Il teatro della morte
La morte in piazza
“Niccolò di Guglielmo francese, prete, e Pietro di Giovanni di Normandia. Niccolò fu primo degradato, e poi ambedue posti sopra d’una carretta e attanagliati per Roma e giunti in Campo di Fiore fu Pietro squartato vivo, ed attaccati li quarti alla carretta fu condotto l’altro sul Campidoglio, ed anche esso squartato vivo”
La pena di morte è una pratica inflitta fin dai tempi più remoti dell’umanità. Nei tempi antichi, ma purtroppo tuttora in uso in alcune parti del mondo, essa svolgeva una duplice funzione. Da un lato infatti era necessaria a punire il misfatto compiuto in modo da ripristinare l’ordine sociale sovvertito; dall’altra era vista come un male necessario soprattutto nella sua spettacolarizzazione dai caratteri spesse volte accentuati.

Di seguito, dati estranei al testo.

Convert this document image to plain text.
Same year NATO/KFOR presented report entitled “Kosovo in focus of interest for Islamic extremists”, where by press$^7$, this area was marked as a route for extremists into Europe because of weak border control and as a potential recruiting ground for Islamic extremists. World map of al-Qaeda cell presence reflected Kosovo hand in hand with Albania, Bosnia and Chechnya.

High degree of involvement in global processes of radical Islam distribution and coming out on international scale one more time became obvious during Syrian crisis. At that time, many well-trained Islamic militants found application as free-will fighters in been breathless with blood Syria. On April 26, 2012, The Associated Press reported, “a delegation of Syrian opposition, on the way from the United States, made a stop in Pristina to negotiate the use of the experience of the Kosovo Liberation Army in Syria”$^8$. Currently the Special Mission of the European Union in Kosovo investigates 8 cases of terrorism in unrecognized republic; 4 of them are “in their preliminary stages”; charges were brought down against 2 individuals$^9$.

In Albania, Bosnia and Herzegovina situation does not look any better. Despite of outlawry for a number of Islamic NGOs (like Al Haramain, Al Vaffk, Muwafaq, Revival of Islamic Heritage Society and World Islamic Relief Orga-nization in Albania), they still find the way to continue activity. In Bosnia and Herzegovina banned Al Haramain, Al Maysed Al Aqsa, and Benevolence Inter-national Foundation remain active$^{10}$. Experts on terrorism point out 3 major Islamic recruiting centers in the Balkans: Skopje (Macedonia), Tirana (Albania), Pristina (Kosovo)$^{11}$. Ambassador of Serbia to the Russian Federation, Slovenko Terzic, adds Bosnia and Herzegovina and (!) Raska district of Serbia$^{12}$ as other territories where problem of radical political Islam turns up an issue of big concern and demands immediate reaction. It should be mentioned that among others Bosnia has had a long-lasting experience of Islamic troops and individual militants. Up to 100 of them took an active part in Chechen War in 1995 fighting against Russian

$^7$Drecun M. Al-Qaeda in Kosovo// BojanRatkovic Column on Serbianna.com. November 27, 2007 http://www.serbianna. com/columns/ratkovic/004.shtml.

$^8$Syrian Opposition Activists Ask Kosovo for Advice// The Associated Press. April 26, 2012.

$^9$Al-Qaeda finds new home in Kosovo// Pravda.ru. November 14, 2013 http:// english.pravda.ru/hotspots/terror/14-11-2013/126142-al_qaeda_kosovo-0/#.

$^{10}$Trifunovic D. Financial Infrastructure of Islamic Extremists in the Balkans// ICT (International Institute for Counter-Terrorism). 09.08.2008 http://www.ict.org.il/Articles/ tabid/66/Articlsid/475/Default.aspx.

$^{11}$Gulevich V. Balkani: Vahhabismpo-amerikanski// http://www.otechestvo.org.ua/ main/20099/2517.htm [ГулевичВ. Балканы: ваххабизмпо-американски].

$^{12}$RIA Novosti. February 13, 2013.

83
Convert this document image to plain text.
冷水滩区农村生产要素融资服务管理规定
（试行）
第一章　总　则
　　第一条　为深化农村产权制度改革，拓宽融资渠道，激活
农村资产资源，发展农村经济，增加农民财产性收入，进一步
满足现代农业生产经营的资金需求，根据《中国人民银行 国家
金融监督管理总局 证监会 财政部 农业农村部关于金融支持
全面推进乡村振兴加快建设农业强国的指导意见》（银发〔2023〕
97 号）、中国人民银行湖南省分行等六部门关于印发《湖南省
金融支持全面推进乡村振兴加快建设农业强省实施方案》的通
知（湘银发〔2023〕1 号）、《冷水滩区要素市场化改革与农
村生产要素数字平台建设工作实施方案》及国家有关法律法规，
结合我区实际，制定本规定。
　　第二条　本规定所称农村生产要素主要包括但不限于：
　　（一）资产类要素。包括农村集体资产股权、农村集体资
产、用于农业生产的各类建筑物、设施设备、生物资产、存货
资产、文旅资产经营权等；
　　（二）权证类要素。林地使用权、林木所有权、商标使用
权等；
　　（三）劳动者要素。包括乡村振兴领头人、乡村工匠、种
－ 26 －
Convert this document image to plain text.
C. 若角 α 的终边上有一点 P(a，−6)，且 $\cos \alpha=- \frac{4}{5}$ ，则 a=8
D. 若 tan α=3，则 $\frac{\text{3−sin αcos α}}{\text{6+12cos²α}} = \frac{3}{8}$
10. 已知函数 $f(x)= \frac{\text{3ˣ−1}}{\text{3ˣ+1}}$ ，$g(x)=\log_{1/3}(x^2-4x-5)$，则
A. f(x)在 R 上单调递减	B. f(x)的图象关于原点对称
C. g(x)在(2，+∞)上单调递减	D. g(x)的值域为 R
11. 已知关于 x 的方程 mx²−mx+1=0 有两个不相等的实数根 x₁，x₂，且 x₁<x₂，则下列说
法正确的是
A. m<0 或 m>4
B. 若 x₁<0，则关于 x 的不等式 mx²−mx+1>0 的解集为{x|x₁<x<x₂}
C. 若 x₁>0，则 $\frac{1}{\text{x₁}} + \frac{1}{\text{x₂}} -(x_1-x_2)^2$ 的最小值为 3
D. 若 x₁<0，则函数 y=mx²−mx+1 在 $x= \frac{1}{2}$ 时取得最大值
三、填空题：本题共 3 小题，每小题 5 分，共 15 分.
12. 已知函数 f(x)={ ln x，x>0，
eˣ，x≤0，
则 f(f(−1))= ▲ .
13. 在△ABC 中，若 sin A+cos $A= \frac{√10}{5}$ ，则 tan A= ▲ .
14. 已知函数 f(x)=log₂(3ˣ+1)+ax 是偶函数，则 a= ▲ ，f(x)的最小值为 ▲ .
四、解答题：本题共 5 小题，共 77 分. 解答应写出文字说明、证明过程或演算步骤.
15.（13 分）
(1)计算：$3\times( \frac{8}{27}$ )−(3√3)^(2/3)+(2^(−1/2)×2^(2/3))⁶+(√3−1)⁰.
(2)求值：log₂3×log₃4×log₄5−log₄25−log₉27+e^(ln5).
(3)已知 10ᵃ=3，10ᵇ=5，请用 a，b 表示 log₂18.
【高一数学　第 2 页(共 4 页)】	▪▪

Nella Roma del tempo, dominata da un alto tasso di corruzione e criminalità, la pena di morte veniva interpretata quale male di utile dominio. Aveva il compito di agire quale messaggio intimidatorio nei confronti di chi fosse intenzionato a compiere crimini.
Nel Repertorio dei giustiziati, inserito all’interno della Rubricella dei libri e giornali del provveditore custodita nell’archivio storico dell’Arciconfraternita di San Giovanni Decollato, sono registrati i nomi dei rei, il reato e il tipo di condanna inflitta.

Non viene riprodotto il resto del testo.